Some of those must-have capabilities include having multiple registers and tablets capable of handling a variety of complex transactions quickly, like opening and managing bar tabs, splitting checks, making global menu updates and time-specific pricing rules. Because music venue sales are high-volume during a short window, their needs often differ from those of standard restaurants and even bars.

POS System

"We're not a restaurant that's open eight hours a day, just slowly cranking people through. We're in this window of two or three hours of bringing thousands through, so it was important to find something to keep up."

Before 2019 and the acquisition of Pony Boy, Tower Theatre was using Square. Because of the nature of the venue's operations and growth, Stephen and the team had to reevaluate the tech they used.

"Square has a lot of beautiful features, they have a lot of high-tech back end. One of the key features that was missing from Square is the ability to to swipe a card and open the tab," Stephen said. "It seems like a very simple thing, but there's a whole mechanism of preauthorizing card and storing that information and capturing it that Square just hadn't figured out how to do."

Using Heartland Restaurant has made it easy for the Tower to heighten the experience for customers, and thus improve their revenue.

Using Heartland Restaurant has made it easy for the Tower to heighten the experience for customers, and thus improve their revenue.

"You can now leave a Tower concert with your beer and walk into Pony Boy and keep going," Stephen said. "You don't have to trash it at the door. Go to the dance party on the same tab because we're running Heartland."

Stephen says that they actively like to stay ahead of the curve to strive for the best experience possible.

"We're always adopting new and interesting technology to try to make the experience better for people," Stephen said.

Live band playing

Looking to the future of the Tower and Oklahoma City's local music scene

Tower Theatre and its companion venues are an important part of Oklahoma City becoming a stop for touring musicians, as well as helping homegrown talent find their audiences.

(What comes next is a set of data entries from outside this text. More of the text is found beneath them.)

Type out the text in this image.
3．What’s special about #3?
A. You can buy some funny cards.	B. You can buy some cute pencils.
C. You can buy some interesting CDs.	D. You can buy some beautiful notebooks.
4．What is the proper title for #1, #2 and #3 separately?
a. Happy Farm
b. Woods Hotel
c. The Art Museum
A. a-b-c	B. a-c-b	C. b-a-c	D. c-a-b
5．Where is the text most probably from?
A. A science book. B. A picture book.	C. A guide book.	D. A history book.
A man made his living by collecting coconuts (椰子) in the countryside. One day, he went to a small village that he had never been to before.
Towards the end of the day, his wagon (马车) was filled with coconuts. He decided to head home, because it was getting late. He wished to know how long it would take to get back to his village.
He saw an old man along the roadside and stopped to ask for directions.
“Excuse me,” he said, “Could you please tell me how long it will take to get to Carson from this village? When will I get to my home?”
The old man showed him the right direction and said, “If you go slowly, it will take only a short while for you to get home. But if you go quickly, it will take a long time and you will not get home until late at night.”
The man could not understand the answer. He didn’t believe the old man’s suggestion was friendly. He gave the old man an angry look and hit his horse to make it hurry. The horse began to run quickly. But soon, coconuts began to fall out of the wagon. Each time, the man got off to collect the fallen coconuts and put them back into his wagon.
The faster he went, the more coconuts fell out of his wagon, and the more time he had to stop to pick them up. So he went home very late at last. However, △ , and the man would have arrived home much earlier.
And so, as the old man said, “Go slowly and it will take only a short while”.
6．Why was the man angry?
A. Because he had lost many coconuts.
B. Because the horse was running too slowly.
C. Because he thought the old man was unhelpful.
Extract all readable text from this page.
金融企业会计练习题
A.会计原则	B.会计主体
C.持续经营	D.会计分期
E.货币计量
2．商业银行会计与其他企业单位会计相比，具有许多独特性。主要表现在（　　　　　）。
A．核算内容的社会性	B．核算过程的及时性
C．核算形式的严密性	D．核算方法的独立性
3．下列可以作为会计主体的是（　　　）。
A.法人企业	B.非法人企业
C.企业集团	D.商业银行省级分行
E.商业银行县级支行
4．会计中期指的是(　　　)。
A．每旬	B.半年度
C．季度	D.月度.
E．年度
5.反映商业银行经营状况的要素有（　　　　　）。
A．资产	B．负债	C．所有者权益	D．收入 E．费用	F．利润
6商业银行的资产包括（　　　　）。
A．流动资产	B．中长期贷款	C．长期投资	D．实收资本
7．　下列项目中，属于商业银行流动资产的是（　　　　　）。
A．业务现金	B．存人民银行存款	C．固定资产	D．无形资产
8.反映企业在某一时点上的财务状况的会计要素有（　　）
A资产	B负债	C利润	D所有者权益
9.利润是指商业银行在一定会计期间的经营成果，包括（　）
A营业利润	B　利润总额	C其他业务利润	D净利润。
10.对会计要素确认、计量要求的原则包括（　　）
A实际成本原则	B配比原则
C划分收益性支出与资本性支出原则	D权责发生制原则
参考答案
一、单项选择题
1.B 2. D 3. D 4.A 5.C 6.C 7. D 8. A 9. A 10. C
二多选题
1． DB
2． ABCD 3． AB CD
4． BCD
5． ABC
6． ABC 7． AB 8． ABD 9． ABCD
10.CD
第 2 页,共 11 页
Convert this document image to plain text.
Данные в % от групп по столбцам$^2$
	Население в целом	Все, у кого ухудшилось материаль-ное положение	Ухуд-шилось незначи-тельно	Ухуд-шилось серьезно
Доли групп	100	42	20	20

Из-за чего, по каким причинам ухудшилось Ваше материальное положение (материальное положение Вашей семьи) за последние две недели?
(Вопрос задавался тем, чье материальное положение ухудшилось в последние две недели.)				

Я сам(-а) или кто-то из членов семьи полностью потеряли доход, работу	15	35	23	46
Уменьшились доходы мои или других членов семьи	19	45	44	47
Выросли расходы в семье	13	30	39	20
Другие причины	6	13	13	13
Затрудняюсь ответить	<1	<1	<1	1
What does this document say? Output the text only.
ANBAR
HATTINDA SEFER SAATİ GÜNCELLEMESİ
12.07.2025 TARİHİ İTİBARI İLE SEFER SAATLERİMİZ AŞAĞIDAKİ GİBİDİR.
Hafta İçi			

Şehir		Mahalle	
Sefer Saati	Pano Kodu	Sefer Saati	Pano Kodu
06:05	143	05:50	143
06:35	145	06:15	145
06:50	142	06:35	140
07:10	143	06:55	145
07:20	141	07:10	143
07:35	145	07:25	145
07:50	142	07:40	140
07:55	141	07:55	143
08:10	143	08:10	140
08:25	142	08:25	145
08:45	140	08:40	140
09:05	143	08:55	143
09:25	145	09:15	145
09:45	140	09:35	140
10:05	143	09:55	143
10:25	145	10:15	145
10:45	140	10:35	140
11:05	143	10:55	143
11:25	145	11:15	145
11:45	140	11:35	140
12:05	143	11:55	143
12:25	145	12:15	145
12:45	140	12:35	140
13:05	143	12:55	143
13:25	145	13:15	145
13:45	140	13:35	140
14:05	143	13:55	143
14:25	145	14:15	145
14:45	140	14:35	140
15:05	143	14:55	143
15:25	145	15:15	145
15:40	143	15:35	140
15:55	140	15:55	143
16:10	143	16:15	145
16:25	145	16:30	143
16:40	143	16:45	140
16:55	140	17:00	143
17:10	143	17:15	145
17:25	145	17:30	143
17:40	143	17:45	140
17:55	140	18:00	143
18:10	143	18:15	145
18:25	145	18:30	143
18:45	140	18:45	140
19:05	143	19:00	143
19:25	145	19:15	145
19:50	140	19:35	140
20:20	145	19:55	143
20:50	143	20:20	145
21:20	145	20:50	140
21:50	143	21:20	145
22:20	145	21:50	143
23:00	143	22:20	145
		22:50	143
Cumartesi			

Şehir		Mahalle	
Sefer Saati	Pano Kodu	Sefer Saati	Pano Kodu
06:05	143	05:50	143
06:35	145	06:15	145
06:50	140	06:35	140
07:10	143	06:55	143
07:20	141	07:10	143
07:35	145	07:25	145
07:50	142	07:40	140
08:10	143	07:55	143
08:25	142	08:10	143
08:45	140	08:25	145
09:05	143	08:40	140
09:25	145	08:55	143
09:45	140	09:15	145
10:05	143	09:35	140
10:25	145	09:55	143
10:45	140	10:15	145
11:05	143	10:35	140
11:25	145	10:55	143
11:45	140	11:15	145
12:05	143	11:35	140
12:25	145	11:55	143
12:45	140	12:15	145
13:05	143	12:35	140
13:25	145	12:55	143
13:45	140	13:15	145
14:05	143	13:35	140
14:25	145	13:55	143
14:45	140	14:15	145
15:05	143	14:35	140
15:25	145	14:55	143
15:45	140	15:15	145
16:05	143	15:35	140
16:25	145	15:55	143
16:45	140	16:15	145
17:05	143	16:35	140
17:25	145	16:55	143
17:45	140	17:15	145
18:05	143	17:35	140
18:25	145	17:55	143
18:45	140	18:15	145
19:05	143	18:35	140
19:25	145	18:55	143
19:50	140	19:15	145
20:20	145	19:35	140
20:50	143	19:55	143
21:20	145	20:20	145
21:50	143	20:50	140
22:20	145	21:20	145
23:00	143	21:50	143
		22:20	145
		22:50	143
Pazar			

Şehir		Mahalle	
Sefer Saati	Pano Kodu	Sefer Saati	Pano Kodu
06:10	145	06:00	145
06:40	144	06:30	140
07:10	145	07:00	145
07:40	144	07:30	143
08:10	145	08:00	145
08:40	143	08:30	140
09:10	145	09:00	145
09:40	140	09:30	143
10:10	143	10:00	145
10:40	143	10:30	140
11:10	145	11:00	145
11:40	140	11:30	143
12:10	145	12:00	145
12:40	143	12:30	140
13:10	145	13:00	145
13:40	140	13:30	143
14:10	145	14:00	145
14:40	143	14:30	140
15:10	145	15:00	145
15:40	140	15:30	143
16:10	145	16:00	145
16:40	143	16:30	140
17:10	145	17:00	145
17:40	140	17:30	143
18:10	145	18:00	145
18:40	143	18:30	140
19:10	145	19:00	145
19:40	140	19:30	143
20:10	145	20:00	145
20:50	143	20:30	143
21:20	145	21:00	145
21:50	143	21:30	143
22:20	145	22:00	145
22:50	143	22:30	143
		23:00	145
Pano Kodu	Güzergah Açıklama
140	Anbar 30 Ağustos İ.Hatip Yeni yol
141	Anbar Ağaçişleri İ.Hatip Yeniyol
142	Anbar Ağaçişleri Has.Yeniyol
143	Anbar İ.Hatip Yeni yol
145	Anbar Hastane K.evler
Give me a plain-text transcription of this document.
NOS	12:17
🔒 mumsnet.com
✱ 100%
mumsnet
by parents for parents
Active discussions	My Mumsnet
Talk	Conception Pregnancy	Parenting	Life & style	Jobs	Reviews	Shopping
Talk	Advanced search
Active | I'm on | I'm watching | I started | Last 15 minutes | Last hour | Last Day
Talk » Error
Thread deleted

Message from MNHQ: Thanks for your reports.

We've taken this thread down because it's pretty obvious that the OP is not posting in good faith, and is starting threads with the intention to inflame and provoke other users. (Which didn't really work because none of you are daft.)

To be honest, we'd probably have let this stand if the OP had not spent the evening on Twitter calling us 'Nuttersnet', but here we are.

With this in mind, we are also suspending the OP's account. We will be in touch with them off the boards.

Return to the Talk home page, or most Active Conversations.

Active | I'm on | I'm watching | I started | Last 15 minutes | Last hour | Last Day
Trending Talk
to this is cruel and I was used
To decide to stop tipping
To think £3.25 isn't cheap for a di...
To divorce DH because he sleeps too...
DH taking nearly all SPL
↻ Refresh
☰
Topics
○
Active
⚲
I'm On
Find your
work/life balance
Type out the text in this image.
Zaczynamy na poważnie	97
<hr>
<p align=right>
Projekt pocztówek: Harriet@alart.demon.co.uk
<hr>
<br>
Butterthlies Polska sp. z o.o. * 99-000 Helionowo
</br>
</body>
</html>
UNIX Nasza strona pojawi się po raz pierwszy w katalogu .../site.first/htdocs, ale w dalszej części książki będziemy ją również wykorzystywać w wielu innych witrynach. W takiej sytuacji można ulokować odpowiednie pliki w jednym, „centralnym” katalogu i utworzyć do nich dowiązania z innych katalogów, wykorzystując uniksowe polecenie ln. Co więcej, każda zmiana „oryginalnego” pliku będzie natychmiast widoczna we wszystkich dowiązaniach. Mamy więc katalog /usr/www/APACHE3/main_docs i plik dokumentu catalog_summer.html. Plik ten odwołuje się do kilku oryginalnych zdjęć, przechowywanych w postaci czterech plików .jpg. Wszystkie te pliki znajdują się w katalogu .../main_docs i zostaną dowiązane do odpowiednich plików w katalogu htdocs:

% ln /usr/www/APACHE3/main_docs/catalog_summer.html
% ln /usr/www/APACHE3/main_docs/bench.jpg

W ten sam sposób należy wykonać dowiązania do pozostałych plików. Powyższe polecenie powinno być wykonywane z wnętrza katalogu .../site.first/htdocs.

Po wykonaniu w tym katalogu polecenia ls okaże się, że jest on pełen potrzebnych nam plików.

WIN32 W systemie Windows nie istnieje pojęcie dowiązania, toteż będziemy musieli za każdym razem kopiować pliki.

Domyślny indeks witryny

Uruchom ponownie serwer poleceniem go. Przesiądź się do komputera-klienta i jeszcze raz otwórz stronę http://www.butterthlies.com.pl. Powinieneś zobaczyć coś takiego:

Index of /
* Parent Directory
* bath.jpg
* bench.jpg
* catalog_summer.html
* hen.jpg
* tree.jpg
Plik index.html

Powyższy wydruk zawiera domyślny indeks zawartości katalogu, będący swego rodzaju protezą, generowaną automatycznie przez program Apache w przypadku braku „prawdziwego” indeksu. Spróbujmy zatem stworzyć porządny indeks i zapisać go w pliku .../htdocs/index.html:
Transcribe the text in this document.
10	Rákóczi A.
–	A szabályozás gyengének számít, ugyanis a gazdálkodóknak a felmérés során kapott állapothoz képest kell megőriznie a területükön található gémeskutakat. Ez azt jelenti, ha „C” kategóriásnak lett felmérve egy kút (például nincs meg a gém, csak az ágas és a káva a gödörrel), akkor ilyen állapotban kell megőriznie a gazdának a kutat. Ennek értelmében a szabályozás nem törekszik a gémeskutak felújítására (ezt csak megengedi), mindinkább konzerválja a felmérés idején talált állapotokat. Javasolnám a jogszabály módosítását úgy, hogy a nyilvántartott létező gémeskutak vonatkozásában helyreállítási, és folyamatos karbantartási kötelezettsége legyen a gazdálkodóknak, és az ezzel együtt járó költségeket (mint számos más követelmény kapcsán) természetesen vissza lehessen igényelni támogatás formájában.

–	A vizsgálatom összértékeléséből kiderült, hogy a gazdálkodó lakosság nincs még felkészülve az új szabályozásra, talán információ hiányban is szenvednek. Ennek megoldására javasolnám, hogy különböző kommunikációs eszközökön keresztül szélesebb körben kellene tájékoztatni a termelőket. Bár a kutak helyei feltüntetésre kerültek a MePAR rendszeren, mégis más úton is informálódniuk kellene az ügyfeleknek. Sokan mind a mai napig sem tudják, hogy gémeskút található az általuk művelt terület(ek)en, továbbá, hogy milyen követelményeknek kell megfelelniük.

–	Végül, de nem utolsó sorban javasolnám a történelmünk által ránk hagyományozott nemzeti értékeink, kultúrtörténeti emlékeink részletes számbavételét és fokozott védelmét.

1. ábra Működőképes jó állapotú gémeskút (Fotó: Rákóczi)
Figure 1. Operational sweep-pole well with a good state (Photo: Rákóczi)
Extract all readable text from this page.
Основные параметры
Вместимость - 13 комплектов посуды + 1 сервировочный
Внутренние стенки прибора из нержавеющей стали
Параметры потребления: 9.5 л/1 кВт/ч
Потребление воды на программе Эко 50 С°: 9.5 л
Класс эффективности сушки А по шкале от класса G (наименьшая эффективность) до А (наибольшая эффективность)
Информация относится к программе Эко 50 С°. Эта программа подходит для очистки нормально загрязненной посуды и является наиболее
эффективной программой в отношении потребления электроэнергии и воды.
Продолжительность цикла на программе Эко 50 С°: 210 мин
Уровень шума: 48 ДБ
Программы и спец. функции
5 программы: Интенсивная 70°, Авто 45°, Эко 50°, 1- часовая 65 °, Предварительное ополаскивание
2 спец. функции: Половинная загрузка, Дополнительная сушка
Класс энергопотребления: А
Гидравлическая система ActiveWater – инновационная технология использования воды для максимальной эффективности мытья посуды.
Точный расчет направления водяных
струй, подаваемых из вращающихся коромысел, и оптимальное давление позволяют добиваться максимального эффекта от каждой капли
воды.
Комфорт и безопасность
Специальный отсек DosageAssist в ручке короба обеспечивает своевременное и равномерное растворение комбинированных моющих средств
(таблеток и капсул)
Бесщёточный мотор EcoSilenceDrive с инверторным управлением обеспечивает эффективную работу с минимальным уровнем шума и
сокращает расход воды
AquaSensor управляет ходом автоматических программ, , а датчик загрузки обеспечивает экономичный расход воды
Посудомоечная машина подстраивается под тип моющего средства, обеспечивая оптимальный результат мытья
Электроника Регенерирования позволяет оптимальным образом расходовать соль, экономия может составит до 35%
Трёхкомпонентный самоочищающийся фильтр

According to Stephen, the city needs an "ecosystem of venues," at various capacity levels, from small venues and music clubs to medium and large venues in order to serve as a thriving music hub.

"What you have to have in a city like ours, especially to really land and stay on the map, is that infrastructure because a band won't want to come to your city unless they know they can sell tickets," Stephen said. "You need a 150 capacity venue, you need a 500 capacity, you need a thousand, you need a 3,000. You've got to have those pieces of the puzzle because a band wants to grow through a market. If you don't have that, you can't grow that artist in your market. And so you will miss those opportunities."

While building a local music ecosystem where touring bands and local bands alike have spaces to perform gigs, Stephen and team know that the target audience for their work is the community. Having spaces for musical performance is one thing, but the venues also can be places for the community to have places to gather.

"I mean, we literally have had funerals, rallies, political debates. Church service happens here every Sunday, it's everything," Stephen said. "The community needs those spaces."